Is AI as bad as they say it is? No, not yet
But hold my beer while AI decimates the last vestiges of news and literary publishing
No one can stop talking about artificial intelligence even though hardly anyone actually knows what it is. The most common belief is that AI is coming for your job followed by the nagging fear that it is going to “take over” and basically enslave humanity or simply eat it for lunch.
That may be true but a few things that aren’t talked about quite so compulsively most certainly are true. One that seemingly concerns nearly no one is that AI is very likely to rip down the last remaining support for journalism. It’s hard to get people excited about this because, let’s face it, most people don’t actually read news anymore anyway. Or care much about what happens in the world or their town.
Advertising dollars used to be the primary support of journalism. Ads were everywhere and, yes, they were annoying. Then Google and the web came along and sucked up all the ad dollars, leaving news outlets gasping like a fish out of water.
Links are lifesavers for news outlets
To make up for ruining their business, Google generated links to news stories and that helped keep news outlets in business. But time is running out for that fragile little lifeline since Google itself is about to be displaced by AI, due to the simple fact that asking an AI bot a question gets you a straight answer, or at least something that looks like one. You don’t have to wade through a pageful of ads on Google trying to determine what is a “real” link and what’s bought and paid for.
This is really infuriating a lot of the time. Say you want to find a Marriott in Woodbridge, New Jersey. You type “Marriott in Woodbridge, NJ” and get a pageful of links that look like they are straightforward information sources for and by Marriott, when in fact they are mostly ads for other hotels and, even worse, for booking agencies that pass themselves off as Marriott and get their hands on your dollars before Marriott does.
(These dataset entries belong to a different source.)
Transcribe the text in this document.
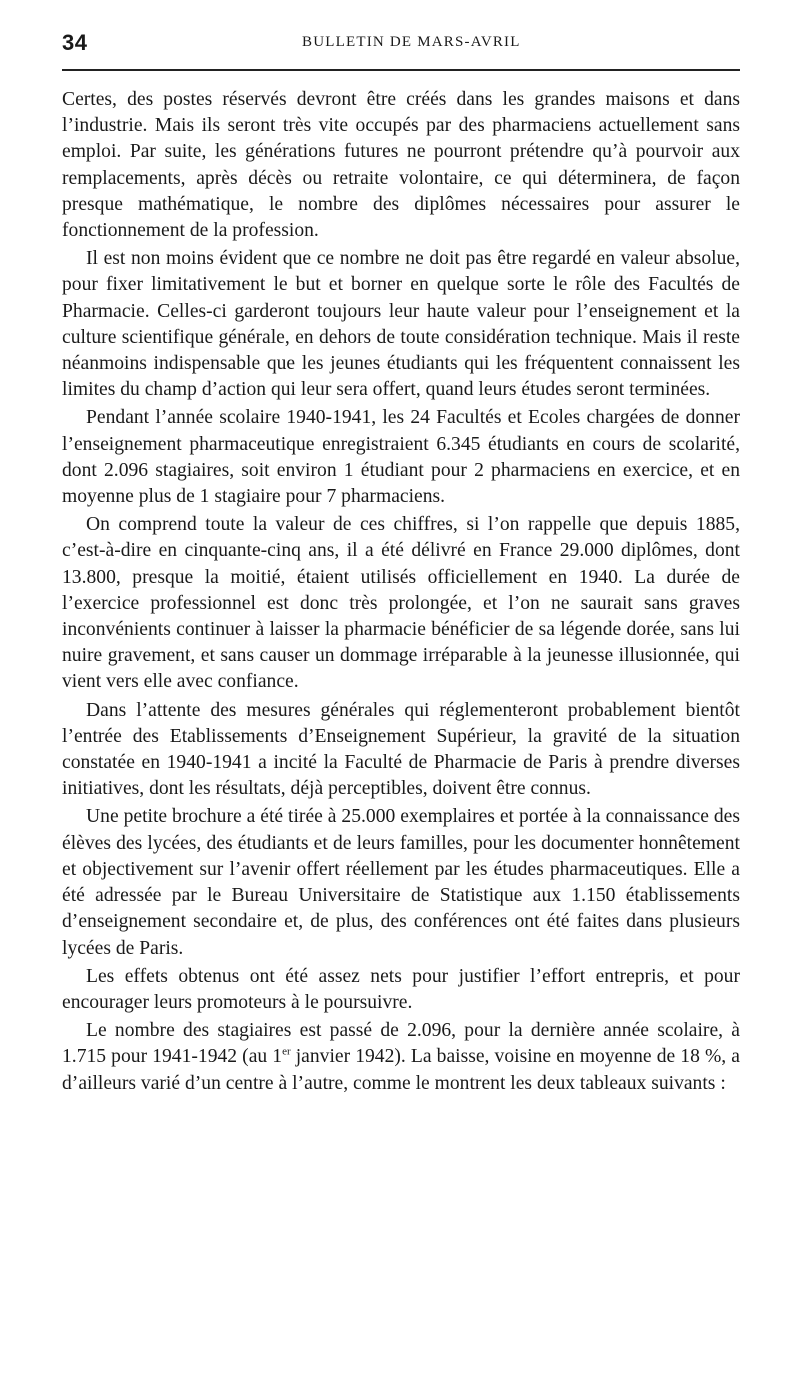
34	BULLETIN DE MARS-AVRIL

Certes, des postes réservés devront être créés dans les grandes maisons et dans l’industrie. Mais ils seront très vite occupés par des pharmaciens actuellement sans emploi. Par suite, les générations futures ne pourront prétendre qu’à pourvoir aux remplacements, après décès ou retraite volontaire, ce qui déterminera, de façon presque mathématique, le nombre des diplômes nécessaires pour assurer le fonctionnement de la profession.

Il est non moins évident que ce nombre ne doit pas être regardé en valeur absolue, pour fixer limitativement le but et borner en quelque sorte le rôle des Facultés de Pharmacie. Celles-ci garderont toujours leur haute valeur pour l’enseignement et la culture scientifique générale, en dehors de toute considération technique. Mais il reste néanmoins indispensable que les jeunes étudiants qui les fréquentent connaissent les limites du champ d’action qui leur sera offert, quand leurs études seront terminées.

Pendant l’année scolaire 1940-1941, les 24 Facultés et Ecoles chargées de donner l’enseignement pharmaceutique enregistraient 6.345 étudiants en cours de scolarité, dont 2.096 stagiaires, soit environ 1 étudiant pour 2 pharmaciens en exercice, et en moyenne plus de 1 stagiaire pour 7 pharmaciens.

On comprend toute la valeur de ces chiffres, si l’on rappelle que depuis 1885, c’est-à-dire en cinquante-cinq ans, il a été délivré en France 29.000 diplômes, dont 13.800, presque la moitié, étaient utilisés officiellement en 1940. La durée de l’exercice professionnel est donc très prolongée, et l’on ne saurait sans graves inconvénients continuer à laisser la pharmacie bénéficier de sa légende dorée, sans lui nuire gravement, et sans causer un dommage irréparable à la jeunesse illusionnée, qui vient vers elle avec confiance.

Dans l’attente des mesures générales qui réglementeront probablement bientôt l’entrée des Etablissements d’Enseignement Supérieur, la gravité de la situation constatée en 1940-1941 a incité la Faculté de Pharmacie de Paris à prendre diverses initiatives, dont les résultats, déjà perceptibles, doivent être connus.

Une petite brochure a été tirée à 25.000 exemplaires et portée à la connaissance des élèves des lycées, des étudiants et de leurs familles, pour les documenter honnêtement et objectivement sur l’avenir offert réellement par les études pharmaceutiques. Elle a été adressée par le Bureau Universitaire de Statistique aux 1.150 établissements d’enseignement secondaire et, de plus, des conférences ont été faites dans plusieurs lycées de Paris.

Les effets obtenus ont été assez nets pour justifier l’effort entrepris, et pour encourager leurs promoteurs à le poursuivre.

Le nombre des stagiaires est passé de 2.096, pour la dernière année scolaire, à 1.715 pour 1941-1942 (au 1er janvier 1942). La baisse, voisine en moyenne de 18 %, a d’ailleurs varié d’un centre à l’autre, comme le montrent les deux tableaux suivants :
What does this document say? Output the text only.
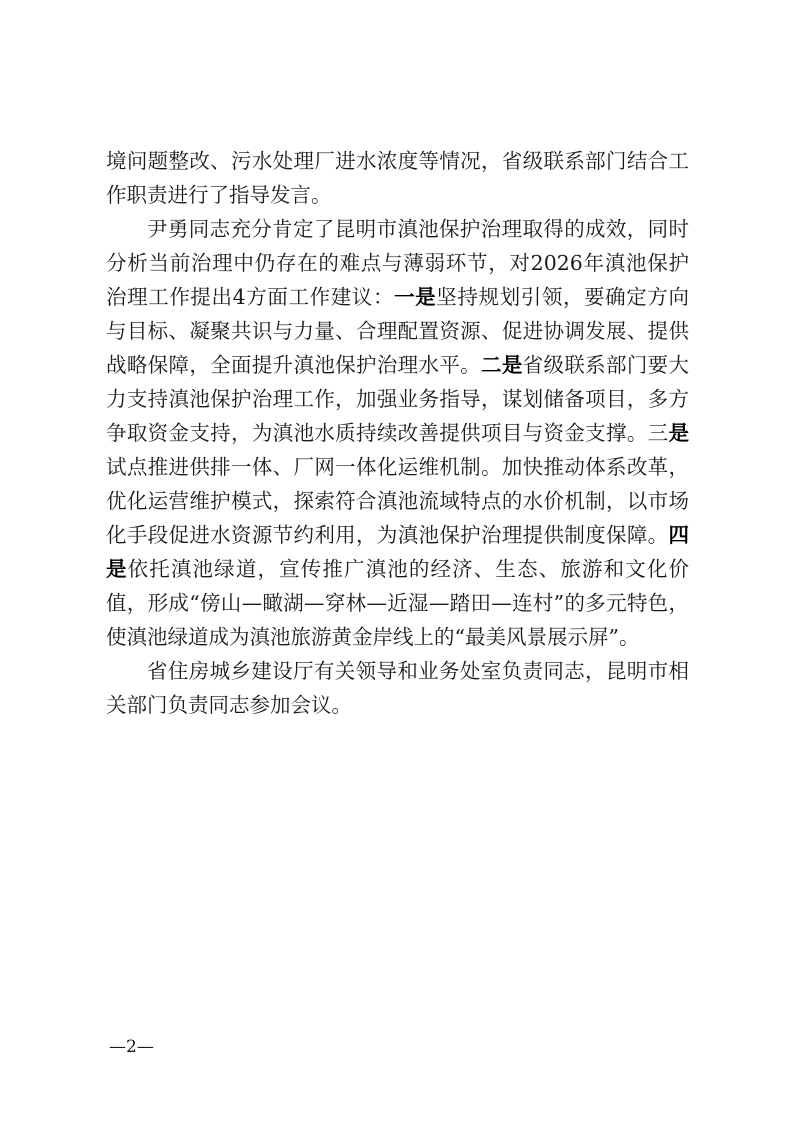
境问题整改、污水处理厂进水浓度等情况，省级联系部门结合工作职责进行了指导发言。

尹勇同志充分肯定了昆明市滇池保护治理取得的成效，同时分析当前治理中仍存在的难点与薄弱环节，对2026年滇池保护治理工作提出4方面工作建议：一是坚持规划引领，要确定方向与目标、凝聚共识与力量、合理配置资源、促进协调发展、提供战略保障，全面提升滇池保护治理水平。二是省级联系部门要大力支持滇池保护治理工作，加强业务指导，谋划储备项目，多方争取资金支持，为滇池水质持续改善提供项目与资金支撑。三是试点推进供排一体、厂网一体化运维机制。加快推动体系改革，优化运营维护模式，探索符合滇池流域特点的水价机制，以市场化手段促进水资源节约利用，为滇池保护治理提供制度保障。四是依托滇池绿道，宣传推广滇池的经济、生态、旅游和文化价值，形成“傍山—瞰湖—穿林—近湿—踏田—连村”的多元特色，使滇池绿道成为滇池旅游黄金岸线上的“最美风景展示屏”。

省住房城乡建设厅有关领导和业务处室负责同志，昆明市相关部门负责同志参加会议。

—2—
Take this very small example of the multitude of suggested links a simple search produces:
Exactly one of these five links will take you to an actual Marriott and they don’t make it easy to find and compare all the Marriotts in the region.
Now let’s do a similar search on Claude, an up and coming AI chat provider. Given the same query, it responds:
I know this is a fair and honest rendering because I am sitting in the Residence Inn Woodbridge this very moment. I made my reservation after a Google search, thinking I was on a Marriott site. In fact, I was on something called BookingYourTrip (or something like that) which took my money in advance, tried to sell me travel insurance and signed me up for a travel club that probably is a figment of someone’s imagination.
It sold its soul for pennies per click
This is Google’s Achilles Heel. Early on, it sold its soul by letting anyone buy an ad for just about anything, even if it was borderline – or blatant – misrepresentation. It was profitable so Google kept finding more places to display ads and drove down the unit cost of each little ad to pennies on the dollars the some ad would have cost a decade or two ago.
OK, bad news for Google but who cares? Well, newspaper publishers care and their readers should too. Google ads were so cheap and ubiquitous that newspaper ads dried up and blew away, with newspapers close behind.
The thin threads that keep papers and broadcast outlets alive today are the Google links to their news stories. Consumers are expected to shift fairly rapidly to using AI searches when they come to realize their value, which is good for consumers, at least in the short term.
They’re both bad
But consider two Doomsday scenarios, which could both come to pass.
One is that the content of AI searches eventually becomes as bought-and-paid-for as Google and the other search engines. The other is that as AI engines digest and summarize news reports, no one will bother following what few links may survive, thus depriving publications of their last reliable source of readers.
Think about this for a minute. Everybody complains about ads but they are the historic source of funding that keep the global and local news companies operating. Without them, you have only ads – or, even worse, propaganda, which is basically advertising disguised as news.
Sound outlandish? It’s not really. Technologists routinely rush to develop and deploy the latest new gee-whiz applications that waft out of their genies and only later get around to figuring how to pay for them.
That’s how the web become the mercantile mess it is today – techies took unto themselves the rights intended for serious publishers and now use the First Amendment to hook teens and preteens on sugary cereals, smarmy entertainment and screwball trends and stunts to the exclusion of just about everything else.
There’s no reason to think AI will be any different. Not that anyone wants it to become another mind-wasting, commercial swamp but that’s just the way things go these days, now isn’t it?